Friday, August 22, 2008
Because she is so cool, she simply couldn't be included in a post cluttered up with other people.
Wednesday, August 20, 2008
I have some really cool coworkers who have made it all fun. Here's a few of them--the ones I happen to have pictures of.
This is Becky and Heidi. They're tall and pretty, but that's not why I like them. I like them because they're fans of Michael Phelps. And they're pretty.
Here's Katy. I've talked about her before. I like her because she wears June Cleavers dresses but has never actually used her oven. She's also into stuff and does stuff like moving to Uganda for two months. We're going to read Just Courage together.
Here are the regional trainers I work with, who are here for the week. Phoebe lives in Rwanda, Roberto from El Salvador, Henry from Colombia, and Rick who lives in China. I love getting to meet people from other places, so it's cool that's part of my job. And I was asked to go to Central America in November (where Roberto promised to give me homemade chocolate) and Africa in February and Brazil in March.
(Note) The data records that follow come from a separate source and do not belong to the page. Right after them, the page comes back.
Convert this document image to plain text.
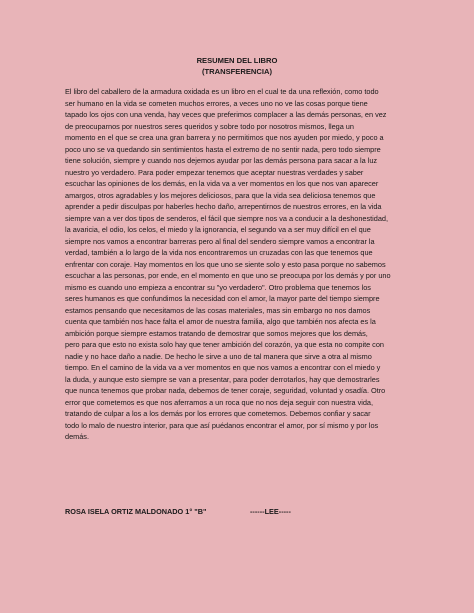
RESUMEN DEL LIBRO
(TRANSFERENCIA)
El libro del caballero de la armadura oxidada es un libro en el cual te da una reflexión, como todo
ser humano en la vida se cometen muchos errores, a veces uno no ve las cosas porque tiene
tapado los ojos con una venda, hay veces que preferimos complacer a las demás personas, en vez
de preocuparnos por nuestros seres queridos y sobre todo por nosotros mismos, llega un
momento en el que se crea una gran barrera y no permitimos que nos ayuden por miedo, y poco a
poco uno se va quedando sin sentimientos hasta el extremo de no sentir nada, pero todo siempre
tiene solución, siempre y cuando nos dejemos ayudar por las demás persona para sacar a la luz
nuestro yo verdadero. Para poder empezar tenemos que aceptar nuestras verdades y saber
escuchar las opiniones de los demás, en la vida va a ver momentos en los que nos van aparecer
amargos, otros agradables y los mejores deliciosos, para que la vida sea deliciosa tenemos que
aprender a pedir disculpas por haberles hecho daño, arrepentirnos de nuestros errores, en la vida
siempre van a ver dos tipos de senderos, el fácil que siempre nos va a conducir a la deshonestidad,
la avaricia, el odio, los celos, el miedo y la ignorancia, el segundo va a ser muy difícil en el que
siempre nos vamos a encontrar barreras pero al final del sendero siempre vamos a encontrar la
verdad, también a lo largo de la vida nos encontraremos un cruzadas con las que tenemos que
enfrentar con coraje. Hay momentos en los que uno se siente solo y esto pasa porque no sabemos
escuchar a las personas, por ende, en el momento en que uno se preocupa por los demás y por uno
mismo es cuando uno empieza a encontrar su "yo verdadero". Otro problema que tenemos los
seres humanos es que confundimos la necesidad con el amor, la mayor parte del tiempo siempre
estamos pensando que necesitamos de las cosas materiales, mas sin embargo no nos damos
cuenta que también nos hace falta el amor de nuestra familia, algo que también nos afecta es la
ambición porque siempre estamos tratando de demostrar que somos mejores que los demás,
pero para que esto no exista solo hay que tener ambición del corazón, ya que esta no compite con
nadie y no hace daño a nadie. De hecho le sirve a uno de tal manera que sirve a otra al mismo
tiempo. En el camino de la vida va a ver momentos en que nos vamos a encontrar con el miedo y
la duda, y aunque esto siempre se van a presentar, para poder derrotarlos, hay que demostrarles
que nunca tenemos que probar nada, debemos de tener coraje, seguridad, voluntad y osadía. Otro
error que cometemos es que nos aferramos a un roca que no nos deja seguir con nuestra vida,
tratando de culpar a los a los demás por los errores que cometemos. Debemos confiar y sacar
todo lo malo de nuestro interior, para que así puédanos encontrar el amor, por sí mismo y por los
demás.
ROSA ISELA ORTIZ MALDONADO 1° "B"	------LEE-----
Wahoo!
Tuesday, August 19, 2008
I'm sorry for my last post. I know it was a bit bratty. If I hurt your feelings, I sincerely apologize.
But you see, you and me and all the artsy types have got a bit of history. We've been stuffed in lockers, called four-eyes, told our pursuits are trivial, picked last for kickball, called nerds, not asked to the prom, and, worked at Starbucks. We've been bruised by you, world.
(Check out that rockin' bruise! It's morphed from pink to purple to green to yellow to brown. I wrote this whole post just for an excuse to show off my bruise.)
After all this, we're a bit punchy. We've watched you bump chests with the good ol' boys our whole lives. What can I say, I just wanted a bit of the glory.
Please accept my apology. And next time, ask me to the prom or at least the homecoming.
P.S. To make up, here's a video for you.
Monday, August 18, 2008
Quite often, I ask Mike, "Do you want to go check the mail? Maybe there's a check for us in the mail!" I don't know why I say this--there's no good reason that there should ever be a check in the mail. It's just one of my deep-seated life hopes, for a big, fat check in the mail.
Well, Saturday we checked the mail and guess what!
I'm 2 legit, 2 legit 2 quit. Hey, hey! 2 Legit, 2 legit 2 quit.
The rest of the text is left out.